NASA’s “Latif” satellite examines the atmosphere of exoplanets

© University of Colorado

with a small satelliteAttractiveHe wants the US space agency NASA Study of the upper atmosphere of a special type of exoplanet. The “cute” shoebox-sized probe is scheduled to launch Monday from Vandenberg Space Force Base in California. Graz Institute for Space Research (IWF) of the Austrian Academy of Sciences (ÖAW), which claims to be the most important non-US partner for the expedition.

“Attractive” (Colorado UV Transit Experience) target the atmosphere of a number of exoplanets known as “hot Jupiter”. It remains in Earth’s orbit.

Hot Jupiters are gaseous planets that reach temperatures of thousands of degrees Celsius. “Thanks to the results, we will better understand how these and many other planets evolve, and even shrink, over billions of years,” said Luca Fossati, head of the International Monetary Fund, explaining the mission’s goal. He is a member of the “Cute” scientific team.

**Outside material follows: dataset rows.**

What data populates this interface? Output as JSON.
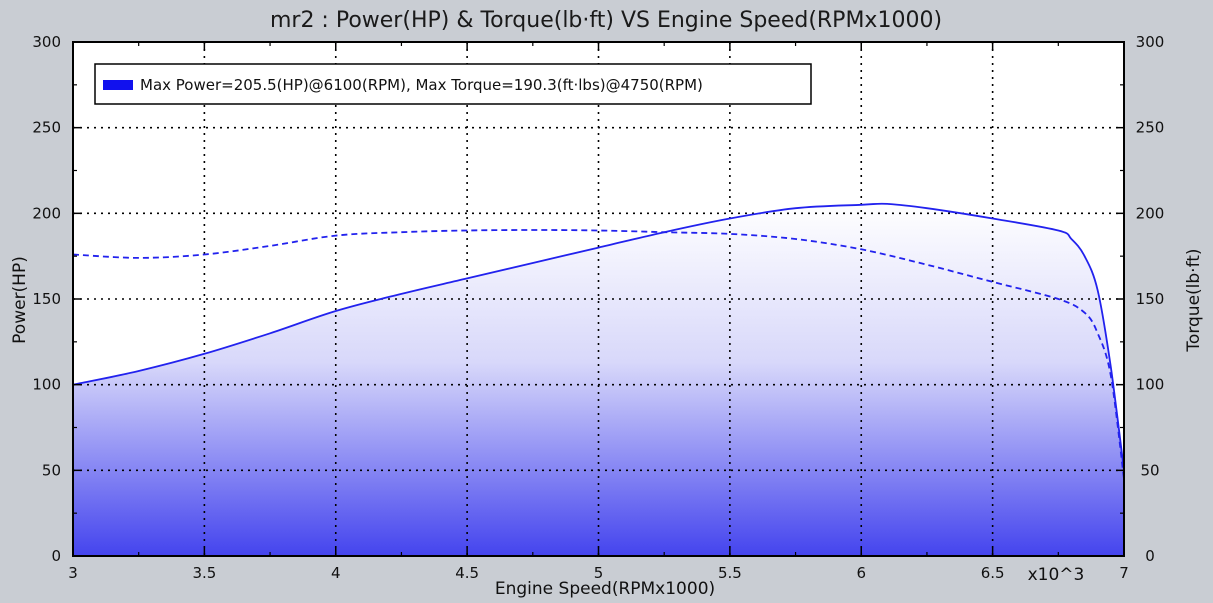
{
  "chart_data": {
    "type": "line",
    "title": "mr2 : Power(HP) & Torque(lb·ft) VS Engine Speed(RPMx1000)",
    "xlabel": "Engine Speed(RPMx1000)",
    "ylabel": "Power(HP)",
    "ylabel_right": "Torque(lb·ft)",
    "x_multiplier_label": "x10^3",
    "xlim": [
      3,
      7
    ],
    "ylim": [
      0,
      300
    ],
    "ylim_right": [
      0,
      300
    ],
    "x_ticks": [
      "3",
      "3.5",
      "4",
      "4.5",
      "5",
      "5.5",
      "6",
      "6.5",
      "7"
    ],
    "x_tick_values": [
      3,
      3.5,
      4,
      4.5,
      5,
      5.5,
      6,
      6.5,
      7
    ],
    "y_ticks": [
      "0",
      "50",
      "100",
      "150",
      "200",
      "250",
      "300"
    ],
    "y_tick_values": [
      0,
      50,
      100,
      150,
      200,
      250,
      300
    ],
    "grid": true,
    "legend": {
      "position": "top-left",
      "text": "Max Power=205.5(HP)@6100(RPM), Max Torque=190.3(ft·lbs)@4750(RPM)"
    },
    "series": [
      {
        "line_style": "solid",
        "color": "#2222ee",
        "fill": true,
        "x": [
          3.0,
          3.25,
          3.5,
          3.75,
          4.0,
          4.25,
          4.5,
          4.75,
          5.0,
          5.25,
          5.5,
          5.75,
          6.0,
          6.1,
          6.25,
          6.5,
          6.75,
          6.8,
          6.85,
          6.9,
          6.95,
          7.0
        ],
        "y": [
          100,
          108,
          118,
          130,
          143,
          153,
          162,
          171,
          180,
          189,
          197,
          203,
          205,
          205.5,
          203,
          197,
          190,
          185,
          175,
          155,
          110,
          50
        ]
      },
      {
        "line_style": "dashed",
        "color": "#2222ee",
        "fill": false,
        "x": [
          3.0,
          3.25,
          3.5,
          3.75,
          4.0,
          4.25,
          4.5,
          4.75,
          5.0,
          5.25,
          5.5,
          5.75,
          6.0,
          6.25,
          6.5,
          6.75,
          6.85,
          6.9,
          6.95,
          7.0
        ],
        "y": [
          176,
          174,
          176,
          181,
          187,
          189,
          190,
          190.3,
          190,
          189,
          188,
          185,
          179,
          170,
          160,
          150,
          142,
          130,
          105,
          45
        ]
      }
    ]
  },
  "colors": {
    "background": "#c9cdd3",
    "plot_bg": "#ffffff",
    "fill_bottom": "#4444ee",
    "line": "#2222ee",
    "legend_swatch": "#1111ee"
  }
}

The mission’s official logo was designed by a student at the University of Colorado

The satellite weighs only 10 kilograms

subordinate 30 x 20 x 10 centimeters large satellite 10 kilograms It will explore the upper atmosphere of the planets with the help of ultraviolet spectroscopy and observe the target objects during so-called planetary transits: “When the planet passes in front of the star as seen from Earth, a portion of the star’s light succeeds in penetrating the planetary atmosphere and the characteristic signature leaves the spectrum of stars,” he explains. Fosati. This data is used to closely monitor the atmosphere in order to better understand the planet’s loss of mass.

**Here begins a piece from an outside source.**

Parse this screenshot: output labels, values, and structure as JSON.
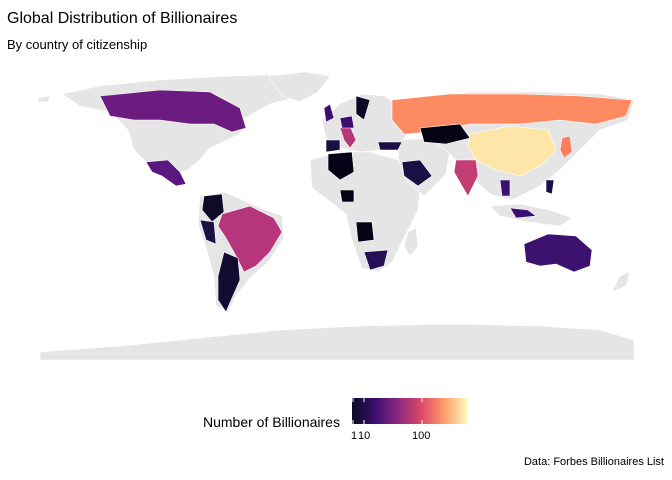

An example is a planet that is about 670 light-years away date 9 b: With a mass three times greater than Jupiter, the planet orbits so close to its parent star that its temperature 7800°C Achieve. “Because it is so close to its star, which is almost twice as hot as our sun, KELT-9b receives a tremendous amount of radiation,” Fosati says. As a result, the atmosphere expands and gradually escapes into space – a process that Latif must investigate more closely.

Rick Konert, Latif Systems Engineer, and Erika Egan, a student involved in the project, pose with the satellite

CubeSATs test run

According to the International Monetary Fund, “cute” is the first so-called “CubeSat-Mission“which takes a look at distant worlds outside our solar system. This is an important test for the use of such small probes, also called”CubesatIt might be called.

Unlike larger space missions, which often cost hundreds of millions of euros, CubeSats can be manufactured cheaply and faster with continued scientific use. Fossati put the cost of Cube within limits 4 million euros. The IWF provided the satellite optical system analysis and introduced the data simulator and data reduction pipeline.